I am using transformers for a time series forecasting task. The following is my mask code, and transformer code. I am having a few issues, one of which is that the validation MAE is 0, but during inference the model performs very poorly (I think there may be other problems allowing the model to perform perfectly, but I wanted to start here). I figured it may be due to an improper implementation of the mask. Any help would be greatly appreciated. In order to check my hypothesis, I also set the masks to all 0’s, and nothing changed.
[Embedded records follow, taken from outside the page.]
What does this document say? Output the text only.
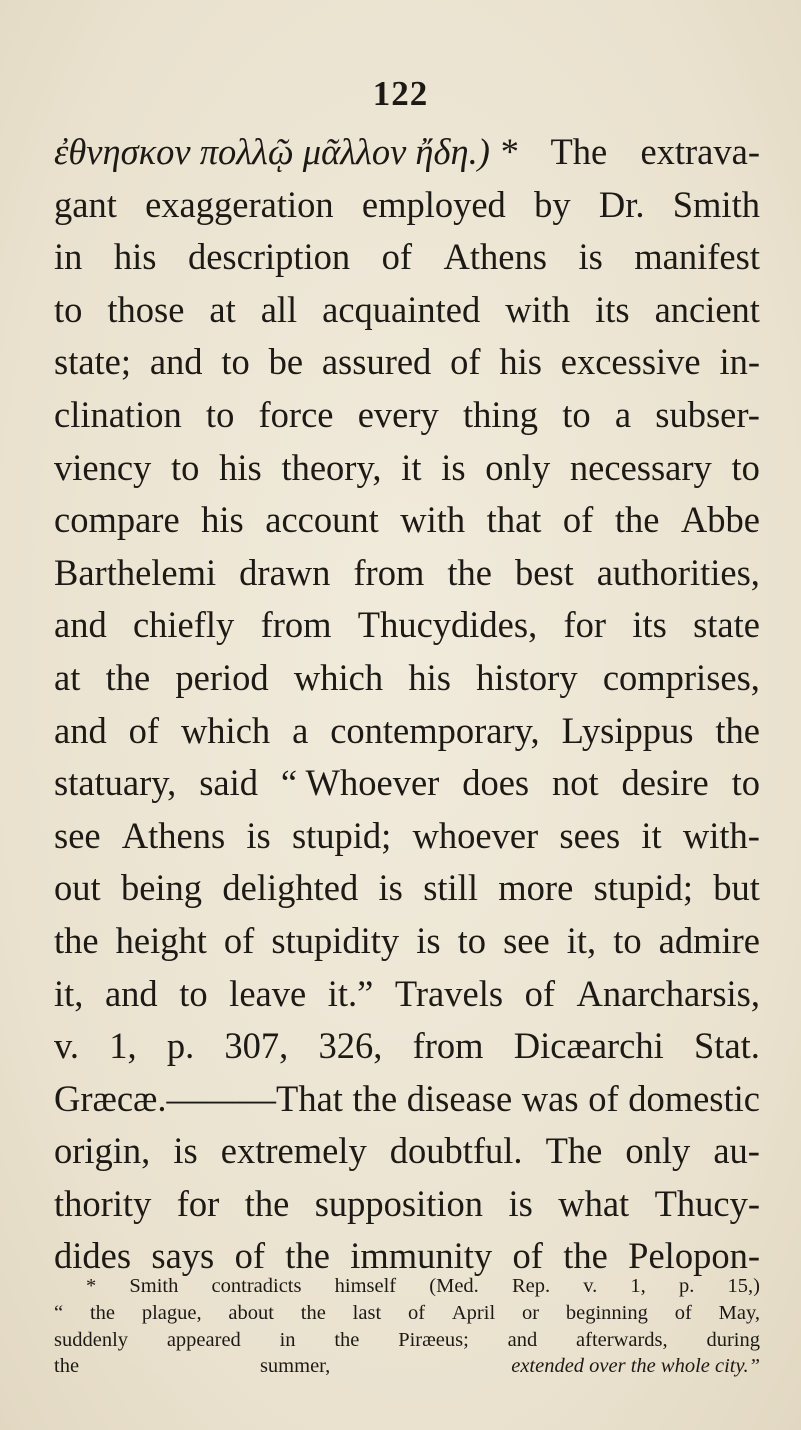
122
ἐθνησκον πολλῷ μᾶλλον ἤδη.) * The extrava-
gant exaggeration employed by Dr. Smith
in his description of Athens is manifest
to those at all acquainted with its ancient
state; and to be assured of his excessive in-
clination to force every thing to a subser-
viency to his theory, it is only necessary to
compare his account with that of the Abbe
Barthelemi drawn from the best authorities,
and chiefly from Thucydides, for its state
at the period which his history comprises,
and of which a contemporary, Lysippus the
statuary, said “ Whoever does not desire to
see Athens is stupid; whoever sees it with-
out being delighted is still more stupid; but
the height of stupidity is to see it, to admire
it, and to leave it.” Travels of Anarcharsis,
v. 1, p. 307, 326, from Dicæarchi Stat.
Græcæ.———That the disease was of domestic
origin, is extremely doubtful. The only au-
thority for the supposition is what Thucy-
dides says of the immunity of the Pelopon-
* Smith contradicts himself (Med. Rep. v. 1, p. 15,)
“ the plague, about the last of April or beginning of May,
suddenly appeared in the Piræeus; and afterwards, during
the	summer,	extended over the whole city.”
Any ideas as to why that would be as well?

mask code:

```
def mask(dim1: int, dim2: int):
return torch.triu(torch.ones(dim1, dim2) * float('-inf'), diagonal=1)
```

transformer code:

class Model(nn.Module):

```
def __init__(self,
d_model = int,
heads = int,
dropout = float,
dim_feedforward = int,
stack = int,
# [Embedding]
channel_in = int,
window_size = int,
pred_size = int
):
super(Model, self).__init__()
def mask(dim1: int, dim2: int):
return torch.triu(torch.ones(dim1, dim2) * float('-inf'), diagonal=1)
self.embedding = Embedding(channel_in=channel_in, window_size=window_size)
# [Encoder]
encoder_layer = nn.TransformerEncoderLayer(d_model=d_model, nhead=heads, dim_feedforward=dim_feedforward, dropout=dropout, activation='gelu',batch_first=True, norm_first=True,)
self.encoder = nn.TransformerEncoder(encoder_layer=encoder_layer, num_layers=stack, norm=nn.LayerNorm(d_model))
# [Mask]
self.tgt_mask = mask(pred_size, pred_size).to(DEVICE)
self.src_mask = mask(pred_size, window_size).to(DEVICE)
# [Decoder]
decoder_layer = nn.TransformerDecoderLayer(d_model=d_model, nhead=heads, dim_feedforward=dim_feedforward, dropout=dropout, activation='gelu', batch_first=True, norm_first=True,)
self.decoder = nn.TransformerDecoder(decoder_layer=decoder_layer, num_layers=stack, norm=nn.LayerNorm(d_model))
self.out = nn.Linear(d_model, 1)
def forward(self, x, tgt):
x = self.embedding(x)
tgt = self.embedding(tgt)
memory = self.encoder(x)
out = self.decoder(tgt, memory, self.tgt_mask, self.src_mask)
out = self.out(out)
return out
```

P.S. I apologize in advance for the wierd formatting. I am new to pytorch forums, and don’t know how to make it so all the code bits are greyed out. If anyone knows how to do that, it may help in future questions.